Report: American Teens Lack Sleep

ByABC News
September 28, 2000, 1:59 PM

B O S T O N, Sept. 29 -- Pediatricians and politicians have issued a Wake-Up Call to Americas educators: Teenagers should start school later in the morning.

In a report issued Thursday, the National Sleep Foundation, a Washington, D.C.-based nonprofit organization dedicated to improving public understanding of sleep and sleep disorders, urges educators to adopt later start times for middle and high schools so teens can get more sleep in the morning.

They also recommend schools create a sleep-education curriculum to assist students in learning about the consequences of sleep deprivation and the importance of sleep to their overall health.

Kids Fade Fast During Day

Some evidence exists that teens who attend schools that open later get more sleep. In Minneapolis high schools where start times were changed from 7:15 a.m. to 8:40 a.m. students reported getting an extra hour of sleep each school day, say researchers from the Center for Applied Research and Educational Improvement at the University of Minnesota.

Teachers report students are more alert during the first two periods of the school schedule, say the Minneapolis researchers.

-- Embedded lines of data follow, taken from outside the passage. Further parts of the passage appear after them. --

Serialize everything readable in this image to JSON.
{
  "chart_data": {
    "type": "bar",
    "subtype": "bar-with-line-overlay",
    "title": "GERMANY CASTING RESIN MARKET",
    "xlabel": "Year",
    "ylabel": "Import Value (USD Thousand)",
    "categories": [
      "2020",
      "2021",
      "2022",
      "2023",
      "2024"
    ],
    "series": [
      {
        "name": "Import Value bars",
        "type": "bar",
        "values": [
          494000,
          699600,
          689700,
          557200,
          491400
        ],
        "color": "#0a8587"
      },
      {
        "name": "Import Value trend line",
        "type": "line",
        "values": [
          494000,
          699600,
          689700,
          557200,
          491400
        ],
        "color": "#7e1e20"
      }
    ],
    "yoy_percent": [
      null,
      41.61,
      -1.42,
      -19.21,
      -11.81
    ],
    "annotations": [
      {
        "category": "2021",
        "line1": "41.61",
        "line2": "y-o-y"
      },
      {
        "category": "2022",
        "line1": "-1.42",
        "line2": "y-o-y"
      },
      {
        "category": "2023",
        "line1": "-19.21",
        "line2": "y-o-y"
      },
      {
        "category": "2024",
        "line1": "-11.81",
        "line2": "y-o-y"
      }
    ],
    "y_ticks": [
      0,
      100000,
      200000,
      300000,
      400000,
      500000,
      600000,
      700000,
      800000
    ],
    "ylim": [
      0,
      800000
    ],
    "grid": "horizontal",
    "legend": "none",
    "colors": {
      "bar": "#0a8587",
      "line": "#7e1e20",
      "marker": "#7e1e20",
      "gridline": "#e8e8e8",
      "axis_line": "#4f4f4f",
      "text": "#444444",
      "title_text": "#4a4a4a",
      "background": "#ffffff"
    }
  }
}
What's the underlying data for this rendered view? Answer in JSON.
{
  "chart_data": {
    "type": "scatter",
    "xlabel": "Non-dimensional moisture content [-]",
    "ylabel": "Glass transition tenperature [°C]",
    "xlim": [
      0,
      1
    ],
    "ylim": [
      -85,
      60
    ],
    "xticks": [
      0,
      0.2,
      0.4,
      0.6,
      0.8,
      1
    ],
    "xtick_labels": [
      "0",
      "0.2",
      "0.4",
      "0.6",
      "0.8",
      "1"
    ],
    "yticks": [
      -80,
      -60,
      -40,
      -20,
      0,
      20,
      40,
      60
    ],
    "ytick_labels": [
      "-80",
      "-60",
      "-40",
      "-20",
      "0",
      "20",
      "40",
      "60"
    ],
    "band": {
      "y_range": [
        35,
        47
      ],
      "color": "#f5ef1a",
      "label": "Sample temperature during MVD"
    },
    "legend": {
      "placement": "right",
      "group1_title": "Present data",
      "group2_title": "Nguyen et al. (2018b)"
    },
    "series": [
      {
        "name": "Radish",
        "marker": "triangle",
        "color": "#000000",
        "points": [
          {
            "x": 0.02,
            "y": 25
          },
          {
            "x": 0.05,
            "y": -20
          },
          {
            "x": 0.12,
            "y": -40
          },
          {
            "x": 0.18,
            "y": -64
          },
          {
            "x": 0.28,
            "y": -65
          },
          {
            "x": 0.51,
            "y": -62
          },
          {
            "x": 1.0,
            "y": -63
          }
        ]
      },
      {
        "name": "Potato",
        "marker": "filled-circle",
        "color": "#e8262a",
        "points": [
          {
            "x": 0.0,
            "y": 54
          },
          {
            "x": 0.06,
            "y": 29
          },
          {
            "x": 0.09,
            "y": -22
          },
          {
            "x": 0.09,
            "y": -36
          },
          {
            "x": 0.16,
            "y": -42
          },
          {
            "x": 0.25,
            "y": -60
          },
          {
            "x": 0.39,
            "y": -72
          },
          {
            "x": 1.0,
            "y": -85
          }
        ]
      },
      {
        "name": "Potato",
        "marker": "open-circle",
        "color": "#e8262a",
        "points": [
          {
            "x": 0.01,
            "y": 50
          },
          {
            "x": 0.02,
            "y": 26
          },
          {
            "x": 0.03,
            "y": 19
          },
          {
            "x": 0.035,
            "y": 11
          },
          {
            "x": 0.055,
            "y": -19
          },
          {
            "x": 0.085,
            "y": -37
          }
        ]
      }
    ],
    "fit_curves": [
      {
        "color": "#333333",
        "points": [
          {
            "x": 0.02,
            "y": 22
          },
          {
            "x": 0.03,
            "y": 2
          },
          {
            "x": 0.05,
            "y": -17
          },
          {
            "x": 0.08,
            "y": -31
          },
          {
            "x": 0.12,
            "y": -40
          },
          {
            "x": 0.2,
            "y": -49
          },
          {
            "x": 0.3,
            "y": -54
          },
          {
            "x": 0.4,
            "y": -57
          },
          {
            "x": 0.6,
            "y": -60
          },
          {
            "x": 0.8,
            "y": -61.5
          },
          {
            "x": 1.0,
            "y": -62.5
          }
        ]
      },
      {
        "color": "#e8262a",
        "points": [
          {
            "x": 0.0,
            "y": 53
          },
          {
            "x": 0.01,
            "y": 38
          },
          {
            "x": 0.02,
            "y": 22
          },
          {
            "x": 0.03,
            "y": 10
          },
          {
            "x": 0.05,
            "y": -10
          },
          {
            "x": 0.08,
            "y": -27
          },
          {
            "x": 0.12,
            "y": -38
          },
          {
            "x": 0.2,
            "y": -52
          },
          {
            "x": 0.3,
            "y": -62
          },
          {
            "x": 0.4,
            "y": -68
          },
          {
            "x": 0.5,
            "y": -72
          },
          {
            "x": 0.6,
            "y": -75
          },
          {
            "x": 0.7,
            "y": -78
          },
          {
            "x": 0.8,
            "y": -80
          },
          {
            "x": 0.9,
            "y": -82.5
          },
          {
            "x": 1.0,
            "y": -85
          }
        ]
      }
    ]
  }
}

Dr. Mary Carskadon, director of the Chronobiology and Sleep Research Laboratory at Bradley Hospital in East Providence, R.I., an adolescent sleep expert and co-chair of the foundations sleep and teens task force, says pubescent changes in body chemistry make it difficult for teenagers to get to bed early. Combined with early school start times, those changes mean many teens go to school sleepy, she says.

Teenagers are getting way too little sleep, Carskadon says. They are being asked to get up at the wrong time. They are being asked to be in school when their brains are asleep.

We dont give sleep much respect in this society. Teachers, parents, and schools need to make sleep more of a top priority.

Getting Enough Zs to Get As

In fact, sleep studies have shown that teenagers need between 8 ½ and about nine hours of sleep each night, according to the report. In reality, only 15 percent of teenagers sleep for 8 ½ hours or more during the school week and more than one-quarter of teenagers sleep less than seven hours.